Die Tormaschine der 2. Bundesliga

60 Tore hat Fürth bereits erzielt, gemeinsam mit dem HSV bedeutet das den Spitzenwert der 2. Bundesliga. In der vergangene Saison waren es am Ende gerade mal 46 Treffer.

13 Treffer gehen allein aufs Konto von Branimir Hrgota, der in seiner zweiten Saison bei Fürth der Aktivposten im Sturm schlechthin ist, denn er lieferte auch noch sieben Assists. Neun Mal traf sein Mittelstürmerkollege Havard Nielsen, dahinter folgt mit Julian Green (acht Tore) einer der gefährlichsten Mittelfeldspieler der Liga.

David Raum - der Top-Vorlagengeber

Daneben formte Leitl aus hoffnungsvollen Talenten unumstrittene Stammspieler. Die Außenverteidiger David Raum (23 Jahre) und Marco Meyerhöfer (25) sorgten gemeinsam schon für 21 Torvorlagen. Raum ist mit 14 Vorlagen Spitzenreiter in der 2. Liga, gemeinsam mit Bochums Robert Zulj.

Fürth steht vor einem Umbruch

Bitter nur, dass solche Ausnahmespieler natürlich die Begehrlichkeiten anderer Klubs wecken. Raum wird Fürth nach der Saison zu Bundesligist 1899 Hoffenheim verlassen.
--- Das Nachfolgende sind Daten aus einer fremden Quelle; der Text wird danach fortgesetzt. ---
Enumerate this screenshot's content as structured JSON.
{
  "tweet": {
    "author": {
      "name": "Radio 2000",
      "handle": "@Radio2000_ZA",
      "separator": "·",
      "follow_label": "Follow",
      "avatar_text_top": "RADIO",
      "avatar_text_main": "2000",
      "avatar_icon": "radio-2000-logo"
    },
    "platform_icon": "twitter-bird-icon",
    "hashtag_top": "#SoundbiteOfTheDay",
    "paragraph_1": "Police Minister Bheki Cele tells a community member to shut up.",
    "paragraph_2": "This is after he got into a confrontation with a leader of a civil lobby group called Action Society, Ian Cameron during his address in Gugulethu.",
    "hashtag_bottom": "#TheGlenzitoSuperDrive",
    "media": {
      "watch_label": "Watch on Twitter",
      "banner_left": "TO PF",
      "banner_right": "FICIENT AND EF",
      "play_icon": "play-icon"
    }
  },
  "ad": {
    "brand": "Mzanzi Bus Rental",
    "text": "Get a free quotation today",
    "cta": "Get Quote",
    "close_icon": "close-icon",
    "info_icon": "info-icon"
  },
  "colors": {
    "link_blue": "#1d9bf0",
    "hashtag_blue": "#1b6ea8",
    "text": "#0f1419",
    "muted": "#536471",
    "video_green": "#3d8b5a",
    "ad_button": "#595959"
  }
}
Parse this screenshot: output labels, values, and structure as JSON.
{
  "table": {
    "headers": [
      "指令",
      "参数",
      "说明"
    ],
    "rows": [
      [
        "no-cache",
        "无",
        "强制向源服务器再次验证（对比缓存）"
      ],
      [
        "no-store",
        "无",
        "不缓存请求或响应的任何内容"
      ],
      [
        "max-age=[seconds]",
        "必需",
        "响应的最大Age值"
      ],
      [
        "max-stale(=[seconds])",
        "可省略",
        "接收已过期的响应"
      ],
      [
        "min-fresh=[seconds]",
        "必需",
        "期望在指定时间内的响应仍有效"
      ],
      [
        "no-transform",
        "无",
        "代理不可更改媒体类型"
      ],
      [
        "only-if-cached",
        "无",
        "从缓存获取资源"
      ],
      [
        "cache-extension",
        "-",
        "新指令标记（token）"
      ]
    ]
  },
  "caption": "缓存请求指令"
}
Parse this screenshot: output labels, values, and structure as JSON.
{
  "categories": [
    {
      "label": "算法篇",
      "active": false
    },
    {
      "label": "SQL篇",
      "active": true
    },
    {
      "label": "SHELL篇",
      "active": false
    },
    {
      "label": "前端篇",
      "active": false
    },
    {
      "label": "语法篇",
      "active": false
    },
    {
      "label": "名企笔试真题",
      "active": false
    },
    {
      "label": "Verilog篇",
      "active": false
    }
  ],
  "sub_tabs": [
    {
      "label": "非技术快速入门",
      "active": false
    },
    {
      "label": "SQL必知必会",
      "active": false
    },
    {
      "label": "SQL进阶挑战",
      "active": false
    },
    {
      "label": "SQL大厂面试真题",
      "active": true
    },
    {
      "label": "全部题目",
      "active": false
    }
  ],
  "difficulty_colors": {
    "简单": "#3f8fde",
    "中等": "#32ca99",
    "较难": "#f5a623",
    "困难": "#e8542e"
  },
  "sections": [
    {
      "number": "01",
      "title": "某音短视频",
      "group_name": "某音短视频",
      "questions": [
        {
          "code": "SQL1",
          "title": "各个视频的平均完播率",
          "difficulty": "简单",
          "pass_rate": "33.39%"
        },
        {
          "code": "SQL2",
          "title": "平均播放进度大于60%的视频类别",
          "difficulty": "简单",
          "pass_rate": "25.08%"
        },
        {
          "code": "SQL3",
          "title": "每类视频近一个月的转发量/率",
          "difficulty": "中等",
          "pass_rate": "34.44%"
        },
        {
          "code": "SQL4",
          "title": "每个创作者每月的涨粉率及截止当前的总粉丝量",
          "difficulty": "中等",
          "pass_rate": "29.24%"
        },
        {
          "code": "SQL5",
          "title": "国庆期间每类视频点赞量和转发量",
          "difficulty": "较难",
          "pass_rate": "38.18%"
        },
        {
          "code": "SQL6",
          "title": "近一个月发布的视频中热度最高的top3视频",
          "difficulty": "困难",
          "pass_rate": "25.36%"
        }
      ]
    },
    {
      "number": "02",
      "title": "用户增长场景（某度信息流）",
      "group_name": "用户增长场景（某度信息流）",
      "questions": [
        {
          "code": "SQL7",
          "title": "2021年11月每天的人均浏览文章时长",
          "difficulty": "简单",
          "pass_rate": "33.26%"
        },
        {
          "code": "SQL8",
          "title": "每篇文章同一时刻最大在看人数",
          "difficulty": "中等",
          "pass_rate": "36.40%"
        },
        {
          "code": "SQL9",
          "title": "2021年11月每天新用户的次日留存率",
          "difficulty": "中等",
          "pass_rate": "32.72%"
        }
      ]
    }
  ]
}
Mittelfeldmann Sebastian Ernst (sieben Tore, sechs Vorlagen) zieht es nach Hannover.

Bis dahin werden beide aber für den großen Traum vom Bundesligaaufstieg kämpfen und die Zeit in Fürth genießen. "Wir haben einfach Bock, jeden Tag, jedes Spiel", sagte Ernst vor wenigen Tagen in einem Interview: "Wir verstehen uns großartig, wir wollen jedes Wochenende alles reinwerfen."

Fürth - erster Meister und ganz viel Achterbahn

Die Spielvereinigung Greuther Fürth kennt alle Höhen und Tiefen des Fußballlebens. 1914 schnappten sich die "Kleeblättler" bis in die Ewigkeit den Titel, der erste Deutsche Meister aus Bayern zu sein. Nach zwei weiteren Titeln folgten nach dem Weltkrieg aber triste Jahrzehnte.

Fürth pendelte zwischen den Ligen zwei, drei und vier. 1996 der vermeintliche Tiefpunkt: Geldsorgen und die unausweichliche Fusion mit dem TSV Vestenbergsreuth - eine Entscheidung, die sich nachträglich als Glücksgriff erwies. Der Klub stabilisierte sich und ist seit 25 Jahren, seit 1997, Dauergast in der 2. Fußball-Bundesliga.2012/13 gab es ein einjähriges Gastspiel in der Fußball-Bundesliga - das bisher einzige in der Vereinsgeschichte.